Smart Choice Accountancy

Life insurance in the UK – what to know?

Life insurance is designed to provide financial security for dependents in case of death of the main breadwinner. In perfect scenario, money obtained from the insurance should be enough to clear debts and mortgage of the deceased and provide a small consolation amount to the his or her relatives. There are a few types of life insurances in the UK.

Level term insurance

Basic and most common life insurance. The policy lasts for specific number of years, agreed with the insurer. If the insured person dies during pre-agreed period, the beneficiaries receive the lump sum from the policy. Monthly premiums stay at the same level and so does the amount the insurance covers for. This insurance is affordable for most people, has simple structure and can cover general expenses with paid out lump sum or be related to fixed debt like interest-only mortgage.

Decreasing-term life insurance

This is also referred to as mortgage protection, as it is widely used to cover a debt of mortgage. Since mortgage decreases over time, so does the amount the breadwinner is covered for. Premiums in such insurances are typically cheaper than those in level policies. The aim of this insurance is to provide protection for dependents who won’t be able to pay rest of mortgage after the insured person dies. This insurance ends when the mortgage is fully paid.

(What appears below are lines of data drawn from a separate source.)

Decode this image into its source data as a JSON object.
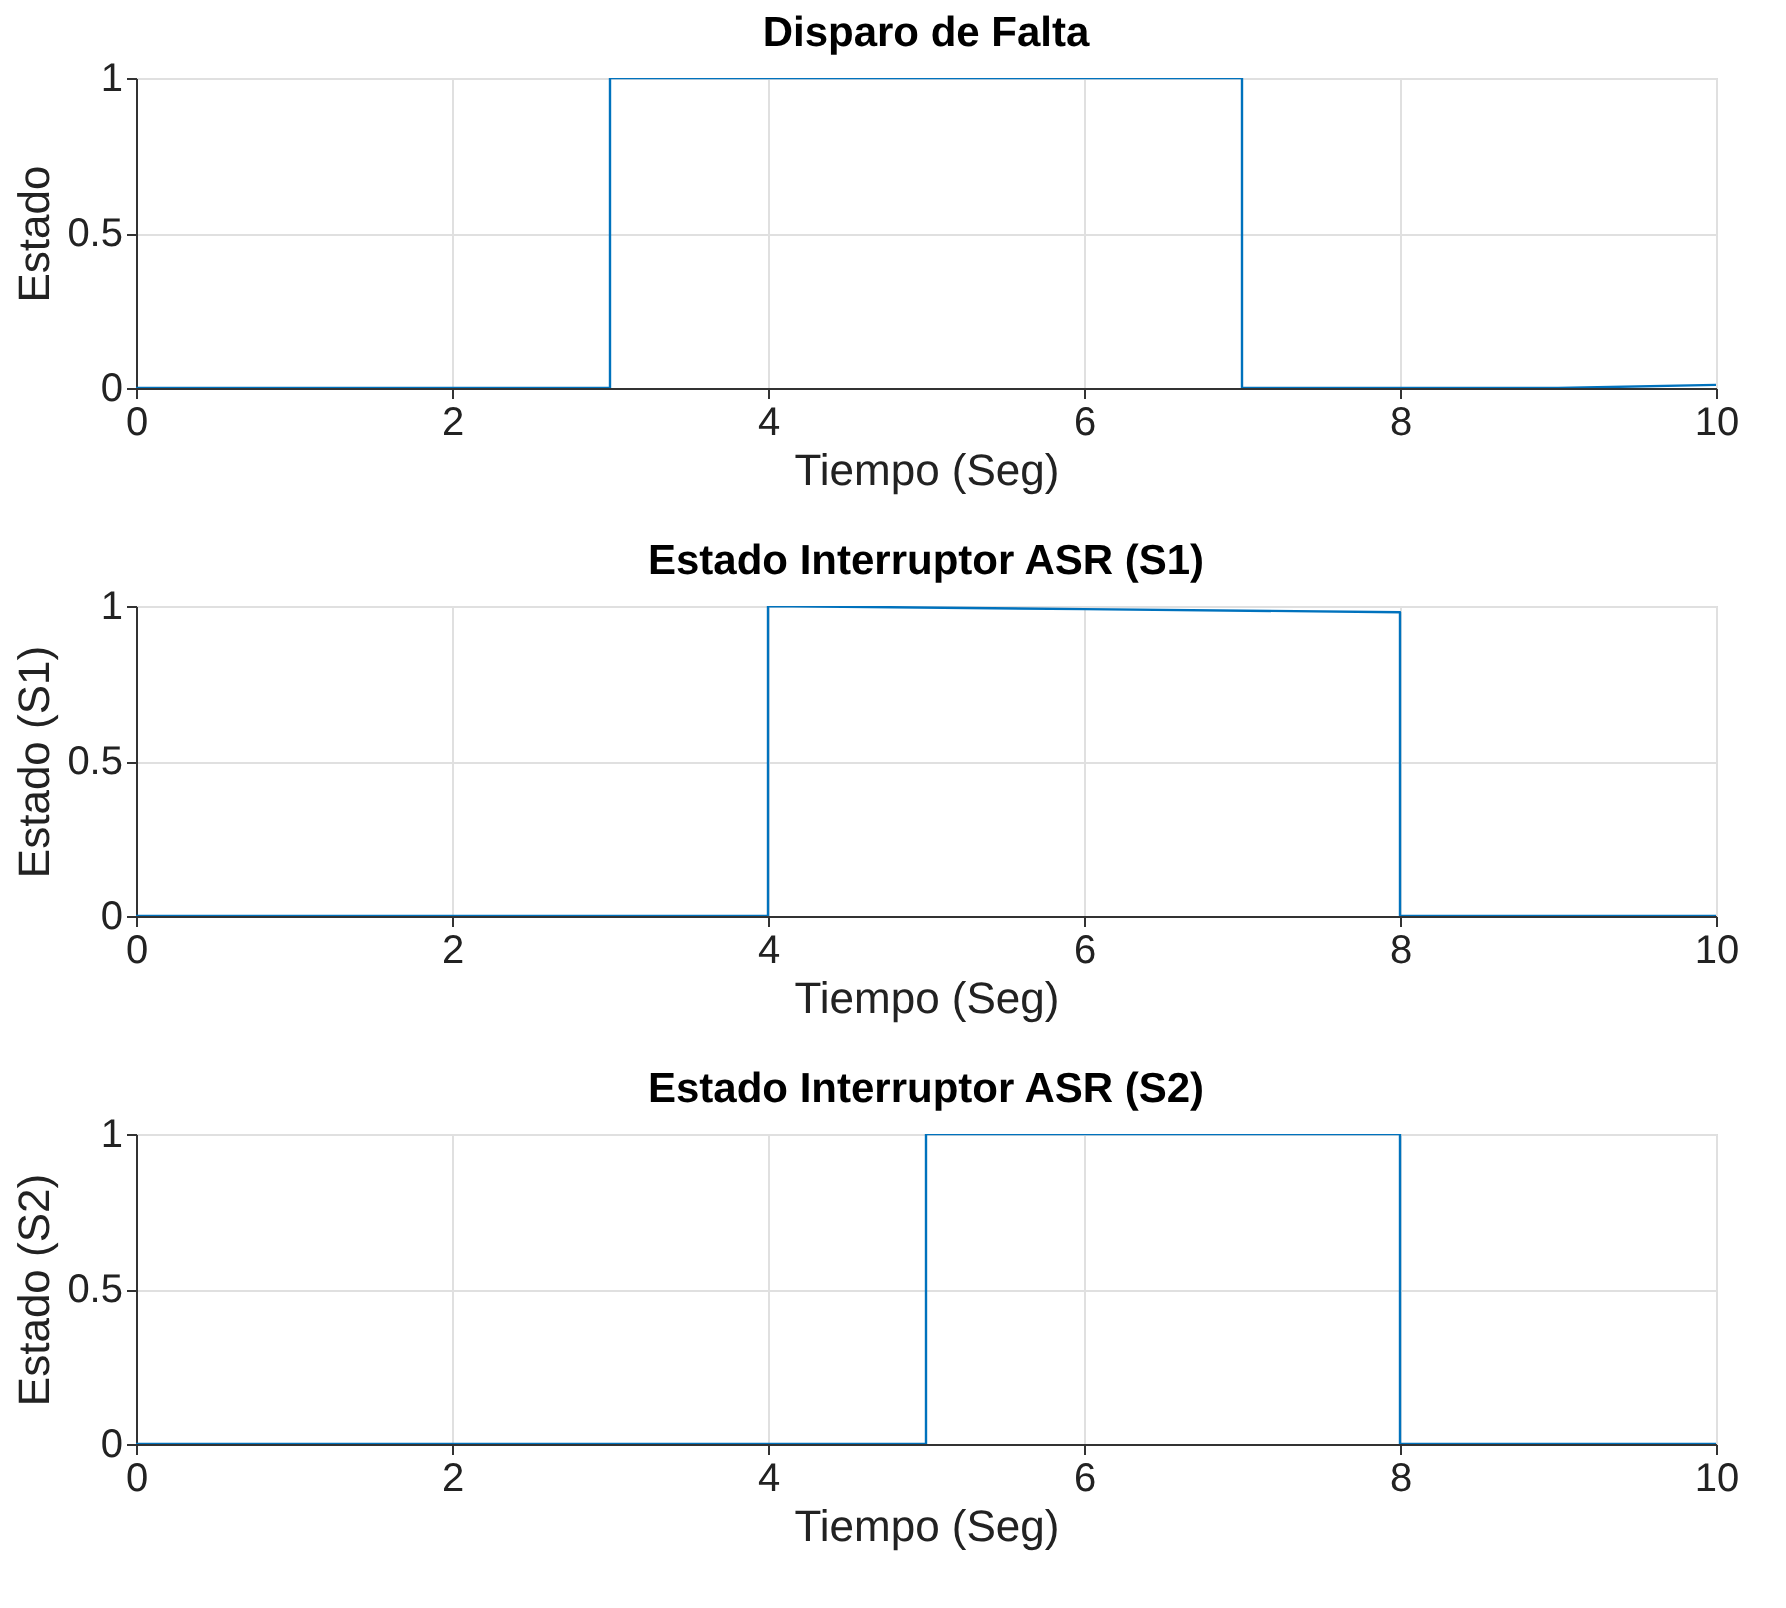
{
  "chart_data": [
    {
      "type": "line",
      "title": "Disparo de Falta",
      "xlabel": "Tiempo (Seg)",
      "ylabel": "Estado",
      "x": [
        0,
        3,
        3,
        7,
        7,
        9,
        10
      ],
      "series": [
        {
          "color": "#0072bd",
          "values": [
            0,
            0,
            1,
            1,
            0,
            0,
            0.01
          ]
        }
      ],
      "xlim": [
        0,
        10
      ],
      "xticks": [
        0,
        2,
        4,
        6,
        8,
        10
      ],
      "ylim": [
        0,
        1
      ],
      "yticks": [
        0,
        0.5,
        1
      ],
      "grid": true
    },
    {
      "type": "line",
      "title": "Estado Interruptor ASR (S1)",
      "xlabel": "Tiempo (Seg)",
      "ylabel": "Estado (S1)",
      "x": [
        0,
        4,
        4,
        6,
        8,
        8,
        10
      ],
      "series": [
        {
          "color": "#0072bd",
          "values": [
            0,
            0,
            1,
            0.99,
            0.98,
            0,
            0
          ]
        }
      ],
      "xlim": [
        0,
        10
      ],
      "xticks": [
        0,
        2,
        4,
        6,
        8,
        10
      ],
      "ylim": [
        0,
        1
      ],
      "yticks": [
        0,
        0.5,
        1
      ],
      "grid": true
    },
    {
      "type": "line",
      "title": "Estado Interruptor ASR (S2)",
      "xlabel": "Tiempo (Seg)",
      "ylabel": "Estado (S2)",
      "x": [
        0,
        5,
        5,
        8,
        8,
        10
      ],
      "series": [
        {
          "color": "#0072bd",
          "values": [
            0,
            0,
            1,
            1,
            0,
            0
          ]
        }
      ],
      "xlim": [
        0,
        10
      ],
      "xticks": [
        0,
        2,
        4,
        6,
        8,
        10
      ],
      "ylim": [
        0,
        1
      ],
      "yticks": [
        0,
        0.5,
        1
      ],
      "grid": true
    }
  ]
}
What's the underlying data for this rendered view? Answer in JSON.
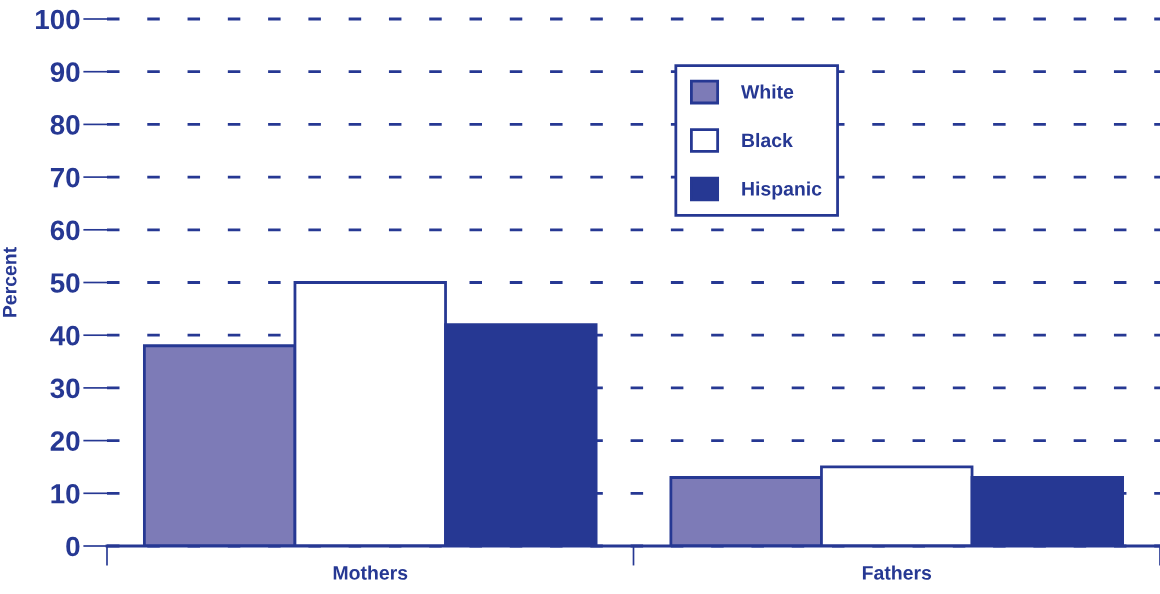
{
  "chart_data": {
    "type": "bar",
    "categories": [
      "Mothers",
      "Fathers"
    ],
    "ylabel": "Percent",
    "ylim": [
      0,
      100
    ],
    "yticks": [
      0,
      10,
      20,
      30,
      40,
      50,
      60,
      70,
      80,
      90,
      100
    ],
    "grid": "y",
    "legend": "top",
    "series": [
      {
        "name": "White",
        "color": "#7d7bb7",
        "values": [
          38,
          13
        ]
      },
      {
        "name": "Black",
        "color": "#ffffff",
        "values": [
          50,
          15
        ]
      },
      {
        "name": "Hispanic",
        "color": "#263893",
        "values": [
          42,
          13
        ]
      }
    ]
  }
}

Family income benefit insurance

The idea behind this policy is like in term one, but the difference lies in the structure of payments after the death of the insured person. Instead of providing a lump sum to the family, dependents receive regular income for the remaining term, on which the insurance was agreed for. This is useful for families, where there is one main earner. In case of his death, the standard of life of his relatives won’t necessarily have to decrease significantly. The only problem with this insurance is when the breadwinner dies at the end of term since the relatives won’t receive income for long time after his death.

Whole-of-life insurance

As the name suggests it is a policy that runs for the entire life of the insured person. Whenever he or she dies, dependents get a lump sum. Premiums in this insurance are high, since it is certain that the money the policy covered for would need to be paid out at some point. The lump sum can be used for general purposes, like organizing a funeral, but also for inheritance tax planning.